6. If a standalone (i.e. algorithm only without human-in-the-loop performance) was done

This information is not applicable. There is no "algorithm" in the sense of AI/ML being evaluated in a standalone or human-in-the-loop manner for this device. The wheelchair itself has a "fully programmable controller" and motors, but the testing described is of the physical device's performance against engineering standards.

7. The type of ground truth used (expert consensus, pathology, outcomes data, etc)

For the non-clinical testing, the "ground truth" is established by objective engineering standards and measurements. This includes:

  • ISO & ANSI/RESNA standards: These are internationally recognized standards that define acceptable performance limits for various aspects (e.g., stability, brake performance, energy requirements).
  • Measurement of physical parameters: Tests would involve instruments to measure stability angles, brake distances, energy consumption, material flammability, electromagnetic compatibility, etc., against predefined pass/fail criteria from the standards.

8. The sample size for the training set

This information is not applicable.
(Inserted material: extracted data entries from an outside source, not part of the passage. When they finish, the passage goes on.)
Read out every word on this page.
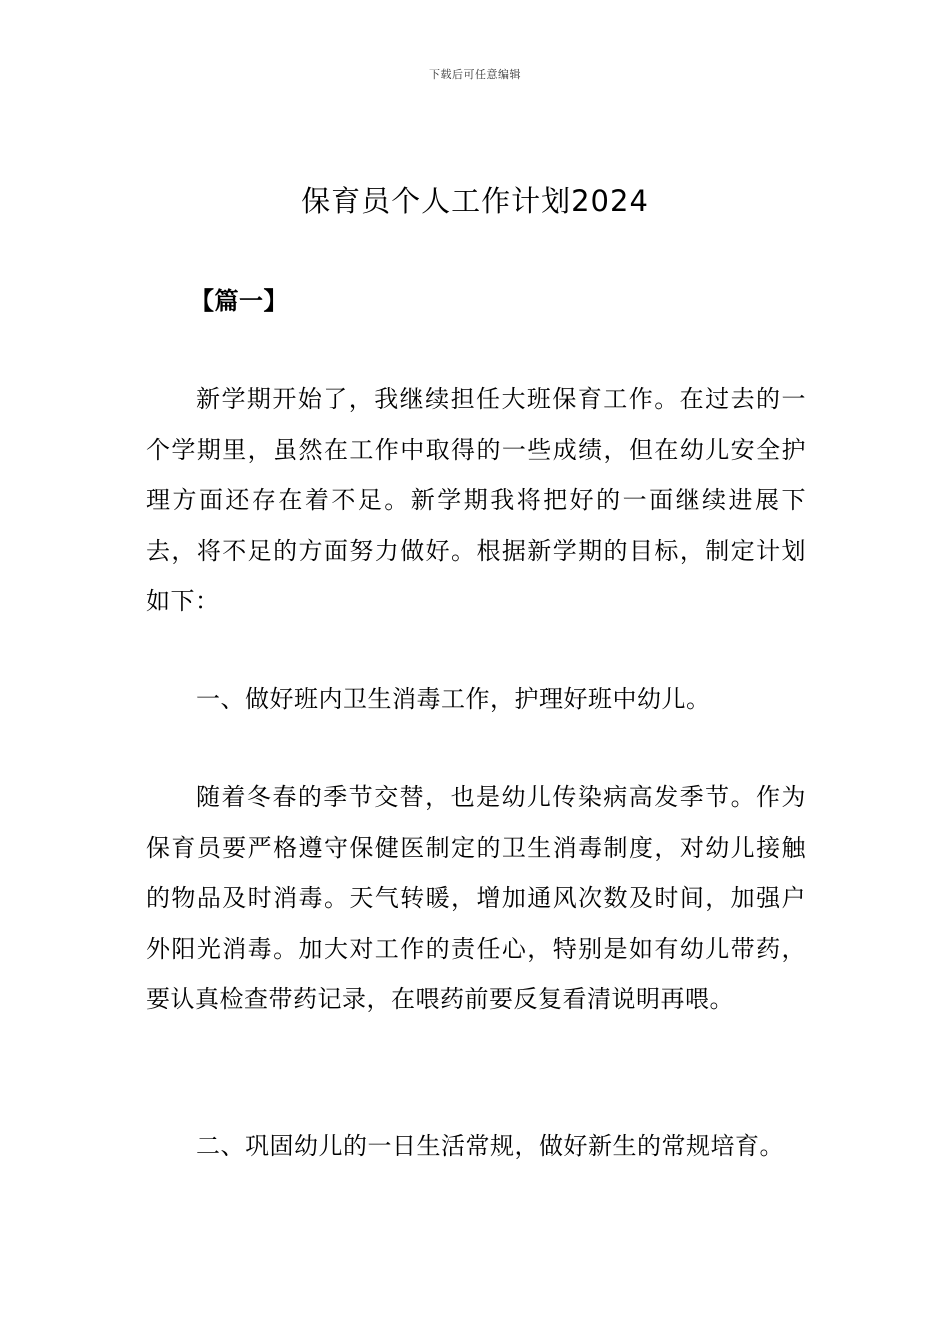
下载后可任意编辑
保育员个人工作计划2024

【篇一】

新学期开始了，我继续担任大班保育工作。在过去的一个学期里，虽然在工作中取得的一些成绩，但在幼儿安全护理方面还存在着不足。新学期我将把好的一面继续进展下去，将不足的方面努力做好。根据新学期的目标，制定计划如下：

一、做好班内卫生消毒工作，护理好班中幼儿。

随着冬春的季节交替，也是幼儿传染病高发季节。作为保育员要严格遵守保健医制定的卫生消毒制度，对幼儿接触的物品及时消毒。天气转暖，增加通风次数及时间，加强户外阳光消毒。加大对工作的责任心，特别是如有幼儿带药，要认真检查带药记录，在喂药前要反复看清说明再喂。

二、巩固幼儿的一日生活常规，做好新生的常规培育。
There is no "training set" in the context of an AI/ML algorithm for this device. The design and manufacturing process for the wheelchair would involve materials selection, engineering design, prototyping, and testing, but not machine learning training.

9. How the ground truth for the training set was established

This information is not applicable for the same reasons as point 8.

§ 890.3860 Powered wheelchair.

(a)
Identification. A powered wheelchair is a battery-operated device with wheels that is intended for medical purposes to provide mobility to persons restricted to a sitting position.(b)
Classification. Class II (performance standards).